Bericht aus der Dülmener Zeitung / Foto: Thomas Wottka

WesterborkDülmen.  Fünf Tage waren sie auf dem Rad unterwegs, knapp 350 Kilometer legten sie bei Wind und Wetter zurück: In der Osterwoche waren 25 Dülmener Jugendliche zwischen zwölf und 18 Jahren mit Pfarrer Markus Trautmann in die Niederlande geradelt. Ihr Ziel: die KZ-Gedenkstätte Westerbork in der Provinz Drenthe. Zwei Nächte verbrachte die Gruppe in einem Scout-Camp in der Nähe. 

Das Lager Westerbork diente den Nazis als Sammel- und Durchgangsstelle für die Verschickung von 107.000 Juden in die Vernichtungslager in Osteuropa. Auch acht Dülmener Juden, die zuvor von Deutschland ins vermeintlich sichere Holland geflohen waren, gingen von hier in den Tod. „Es ist schon was Besonderes, Geschichte nicht nur in Schulbüchern zu lesen, sondern an einen solchen Ort zu kommen“, kommentiert die 14-jährige Anna. 

Eine erste Einführung ins Thema hatte es bereits bei einem Infoabend in der Karwoche gegeben, den der Dülmener Pädagoge Theo Schwedmann gestaltete. Während der Radtour gab es zudem Themenabende zu Anne Frank und Edith Stein. 

Vor Ort führte eine junge FSJ’lerin die Dülmener zunächst einmal über das ausgedehnte Lagergelände. „Viel zu sehen gibt es eigentlich gar nicht“, so Lea (14) fast enttäuscht. Andrerseits: „Es ist zum Glück nicht so grauenvoll, wie wir befürchtet hatten“, ergänzt die gleichaltrige Hanna-Marie. Makabererweise ist einzig die Dienstwohnung des KZ-Kommandanten vollständig erhalten. Ansonsten: ein Teil der Bahngleise, ein alter Kartoffelbunker, ein Wachtturm, viel Stacheldraht. Einige Baracken wurden in Teilen wiederaufgebaut, es gibt einige Erläuterungstafeln und Klanginstallationen, erst kürzlich gelangten zwei historische Güterwaggons hierher. Umso anschaulicher und ergreifender ist die Ausstellung im Dokumentationszentrum, rund zwei Kilometer entfernt. 

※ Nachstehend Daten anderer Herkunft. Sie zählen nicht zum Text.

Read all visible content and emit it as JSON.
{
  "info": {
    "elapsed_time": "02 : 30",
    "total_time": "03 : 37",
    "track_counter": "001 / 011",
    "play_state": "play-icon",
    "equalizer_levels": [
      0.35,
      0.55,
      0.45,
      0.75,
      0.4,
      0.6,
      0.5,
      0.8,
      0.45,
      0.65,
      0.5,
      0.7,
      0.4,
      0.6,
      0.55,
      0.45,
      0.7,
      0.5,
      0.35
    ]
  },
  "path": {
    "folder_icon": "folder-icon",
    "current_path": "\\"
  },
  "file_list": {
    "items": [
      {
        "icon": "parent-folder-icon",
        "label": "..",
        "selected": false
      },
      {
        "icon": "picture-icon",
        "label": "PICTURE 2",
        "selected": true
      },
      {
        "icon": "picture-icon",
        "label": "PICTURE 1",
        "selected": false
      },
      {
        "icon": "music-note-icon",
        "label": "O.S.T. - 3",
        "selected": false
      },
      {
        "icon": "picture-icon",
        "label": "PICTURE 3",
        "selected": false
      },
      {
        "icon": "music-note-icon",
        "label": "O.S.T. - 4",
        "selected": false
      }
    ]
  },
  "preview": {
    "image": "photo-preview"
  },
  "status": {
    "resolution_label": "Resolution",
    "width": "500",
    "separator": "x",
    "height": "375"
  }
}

Hier traf die Dülmener Gruppe auf Rob Fransmann, einem 75-jährigen niederländischen Juden. Er berichtete, wie seine Vorfahren vor rund 200 Jahren als arme Ostjuden nach Holland einwanderten und sich hart Wohlstand und Ansehen erwarben. Rob Fransmann wurde als Kleinkind 1942 von seinen Eltern getrennt und vom Kindermädchen bis zum Kriegsende bei 14 verschiedenen Familien untergebracht. Während die Eltern über Westerbork in die Vergasung gingen, überlebte Rob die deutsche Besatzung - allerdings schwer traumatisiert. 

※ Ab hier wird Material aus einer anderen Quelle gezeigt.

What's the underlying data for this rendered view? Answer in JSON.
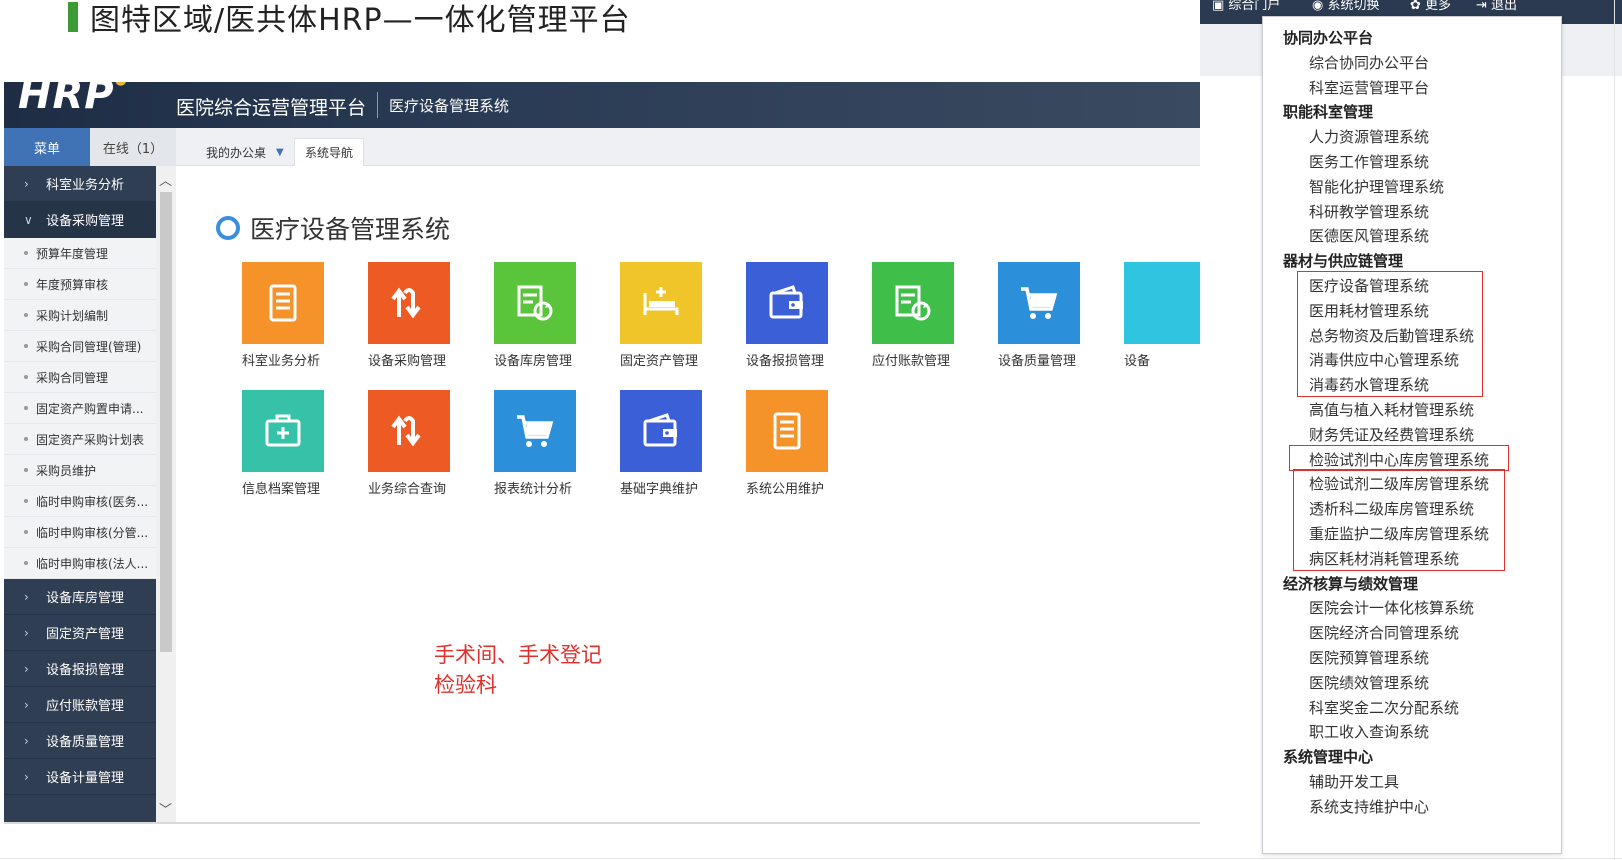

Ergriffen lauschten die jungen Leute seiner Schilderung: Als Heranwachsender galt er als „schwer erziehbar“, wurde ins Kinderheim gesteckt, ging bereits mit 14 Jahren als Hilfsarbeiter in eine Fabrik. Erst später kam sein Leben zur Ruhe, er gründete eine Familie und fand auch beruflich seinen Weg. „Unglaublich, wie schockierend sein Leben verlief, als die Nazizeit doch vorbei war“, so die Reaktion von Jörn. 

Nach der Zeitzeugen-Begegnung ging es zurück aufs Lagergelände, wo die Gruppe an der „Strafbaracke“ einen Gottesdienst feierte. Abschließend wurde an der Gedenkstätte von Westerbork ein Gedenkkranz für die Dülmener Juden abgelegt und ein Lied gesungen. Die Gedenkstätte selbst besteht aus über 100.000 kleinen Keramikblöcken, die sich auf einer gepflasterten Silhouette der Niederlande aneinander reihen - für jeden abtransportierten Juden einen, so auch für die acht Namen von der Kranzschleife: Regina und Friederike Bendix, Isidor und Berta Davidson und ihre Söhne Hermann und Walter, Kurt Frankenberg sowie Hans Salomon.